ROME— Cardinal-designate Pablo Virgilio David said the Synod on Synodality wrapped up its work with delegates being able to listen to each other despite perceived differences.
David said he felt the delegates raise their level of “trust on the Holy Spirit” during this year’s general assembly of the Synod of Bishops, compared with last year’s session when everyone seemed tense and on guard to the point of “editing” themselves.
“[This time, we felt] it’s okay, be candid about where you’re coming from … and [in that environment] we listen to each other. And don’t ever cancel out each other,” said the Kalookan prelate, who led the Philippine delegation to the synod as president of the Catholic Bishops’ Conference of the Philippines (CBCP).
He recalled last year, there was a tendency to “categorize each other as progressive, conservative, traditionalist, liberal, left, right, or center.”

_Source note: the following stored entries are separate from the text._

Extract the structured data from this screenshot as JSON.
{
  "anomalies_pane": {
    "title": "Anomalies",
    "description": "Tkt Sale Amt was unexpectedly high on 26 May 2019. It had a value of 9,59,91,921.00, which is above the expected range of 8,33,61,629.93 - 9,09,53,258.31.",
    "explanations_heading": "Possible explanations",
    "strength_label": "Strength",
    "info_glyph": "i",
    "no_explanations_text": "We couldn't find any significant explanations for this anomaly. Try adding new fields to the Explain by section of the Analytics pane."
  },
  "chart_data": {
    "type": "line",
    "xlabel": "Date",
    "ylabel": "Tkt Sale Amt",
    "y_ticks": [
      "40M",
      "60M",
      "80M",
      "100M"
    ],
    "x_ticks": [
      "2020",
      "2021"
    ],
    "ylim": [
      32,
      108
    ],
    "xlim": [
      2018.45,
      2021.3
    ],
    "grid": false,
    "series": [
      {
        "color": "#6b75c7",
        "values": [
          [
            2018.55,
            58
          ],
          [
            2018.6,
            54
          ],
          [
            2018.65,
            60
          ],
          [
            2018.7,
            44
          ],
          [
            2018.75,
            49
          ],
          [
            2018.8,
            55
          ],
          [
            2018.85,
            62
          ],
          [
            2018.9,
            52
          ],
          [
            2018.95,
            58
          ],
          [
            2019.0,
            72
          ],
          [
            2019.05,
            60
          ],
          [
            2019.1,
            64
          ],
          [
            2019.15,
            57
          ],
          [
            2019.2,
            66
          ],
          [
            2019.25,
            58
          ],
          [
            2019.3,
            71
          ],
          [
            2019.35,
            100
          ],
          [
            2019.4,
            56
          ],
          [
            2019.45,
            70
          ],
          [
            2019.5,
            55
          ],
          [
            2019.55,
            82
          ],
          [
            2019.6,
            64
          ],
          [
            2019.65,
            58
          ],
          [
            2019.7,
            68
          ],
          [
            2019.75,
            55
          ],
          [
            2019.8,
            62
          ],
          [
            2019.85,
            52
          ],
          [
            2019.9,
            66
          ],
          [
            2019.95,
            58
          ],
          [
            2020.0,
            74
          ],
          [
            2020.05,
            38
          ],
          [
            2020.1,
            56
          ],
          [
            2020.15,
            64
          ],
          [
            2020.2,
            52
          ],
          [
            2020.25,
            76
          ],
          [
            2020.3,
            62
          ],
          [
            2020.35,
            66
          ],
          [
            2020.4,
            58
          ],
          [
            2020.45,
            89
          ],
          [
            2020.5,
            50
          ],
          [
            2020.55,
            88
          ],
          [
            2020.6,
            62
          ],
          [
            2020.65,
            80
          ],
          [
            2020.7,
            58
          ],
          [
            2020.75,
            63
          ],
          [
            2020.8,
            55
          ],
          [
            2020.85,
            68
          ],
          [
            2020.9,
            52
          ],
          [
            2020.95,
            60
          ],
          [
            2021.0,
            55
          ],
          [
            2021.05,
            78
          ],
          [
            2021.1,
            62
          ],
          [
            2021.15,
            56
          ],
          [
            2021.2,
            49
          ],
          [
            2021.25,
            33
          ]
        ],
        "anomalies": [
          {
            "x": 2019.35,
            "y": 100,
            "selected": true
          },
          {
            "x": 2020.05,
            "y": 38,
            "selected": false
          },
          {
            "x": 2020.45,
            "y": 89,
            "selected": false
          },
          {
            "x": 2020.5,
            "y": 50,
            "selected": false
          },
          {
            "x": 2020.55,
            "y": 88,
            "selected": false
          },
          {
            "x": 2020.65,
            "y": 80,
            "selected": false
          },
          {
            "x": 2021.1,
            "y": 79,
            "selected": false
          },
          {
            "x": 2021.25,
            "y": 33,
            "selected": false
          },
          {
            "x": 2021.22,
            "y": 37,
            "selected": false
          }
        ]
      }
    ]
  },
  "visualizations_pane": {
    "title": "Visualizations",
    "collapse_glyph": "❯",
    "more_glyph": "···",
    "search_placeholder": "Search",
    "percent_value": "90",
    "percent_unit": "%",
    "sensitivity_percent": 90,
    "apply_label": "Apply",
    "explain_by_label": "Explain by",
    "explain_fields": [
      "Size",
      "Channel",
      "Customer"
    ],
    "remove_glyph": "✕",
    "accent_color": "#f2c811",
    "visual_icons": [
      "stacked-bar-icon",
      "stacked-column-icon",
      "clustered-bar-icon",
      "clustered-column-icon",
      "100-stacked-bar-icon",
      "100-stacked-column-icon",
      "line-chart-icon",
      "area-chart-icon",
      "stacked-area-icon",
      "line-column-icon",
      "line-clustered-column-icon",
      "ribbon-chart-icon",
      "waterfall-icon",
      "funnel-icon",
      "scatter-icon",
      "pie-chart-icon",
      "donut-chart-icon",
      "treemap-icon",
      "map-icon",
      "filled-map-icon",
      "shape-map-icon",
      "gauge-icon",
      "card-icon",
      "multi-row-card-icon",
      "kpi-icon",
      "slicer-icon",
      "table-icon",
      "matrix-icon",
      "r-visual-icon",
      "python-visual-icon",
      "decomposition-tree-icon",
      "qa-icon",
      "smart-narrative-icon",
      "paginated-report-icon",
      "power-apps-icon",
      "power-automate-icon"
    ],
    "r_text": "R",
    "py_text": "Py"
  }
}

In the “conversations in the spirit” method of listening and discerning adopted by the synod, such perceptions tended to reduce spontaneity and even censor the Holy Spirit, particularly when participants became defensive, he said.
Tradition, interculturality, inculturation
Addressing a synod flashpoint over balancing tradition and change, David, who will be made cardinal by Pope Francis in a Vatican consistory on Dec. 7, said that, “On the one hand, it’s important to hold on to the traditions of the Church.”
“But the authentic tradition. And, by that, we mean the apostolic tradition. We are anchored on no one else but Christ, in the Gospel, in apostolic tradition,” he said.
Vatican II, the council that modernized the Church, sought to return to this “healthy traditionalism.”
“At the same time, the healthy rootedness in Christian tradition makes you open to the changing historical context, the changing historical situations, and the cultural expressions of the faith. It’s plural, there’s diversity,” he said.
“You don’t behave like, you have the pure faith, and then you just give it to a culture, you will inculturate it. No, faith is always culturally packaged, as it were,” he added.
In the case of the Philippines, the Christian faith that arrived 500 years ago was Spanish in context, David said.
“And, of course, culture has limitations. That’s why we no longer talk about inculturation, but interculturality.”
‘The world is essentially good’
Rather than retreat, Christians should be ready to adapt to changes, said David.
“I think the message is, we take the word seriously, right? We don’t go anymore by that idea that the world is so bad, the world is so sinful,” he said.
“We might be committing blasphemy because God created this world and He saw that it was good,” he added.
But the world is evolving, David stressed.
“It’s unfolding. The different stages or periods, in history, will bring about new situations, new challenges, new questions, new conflicts. And we have to be ready to control them,” he said.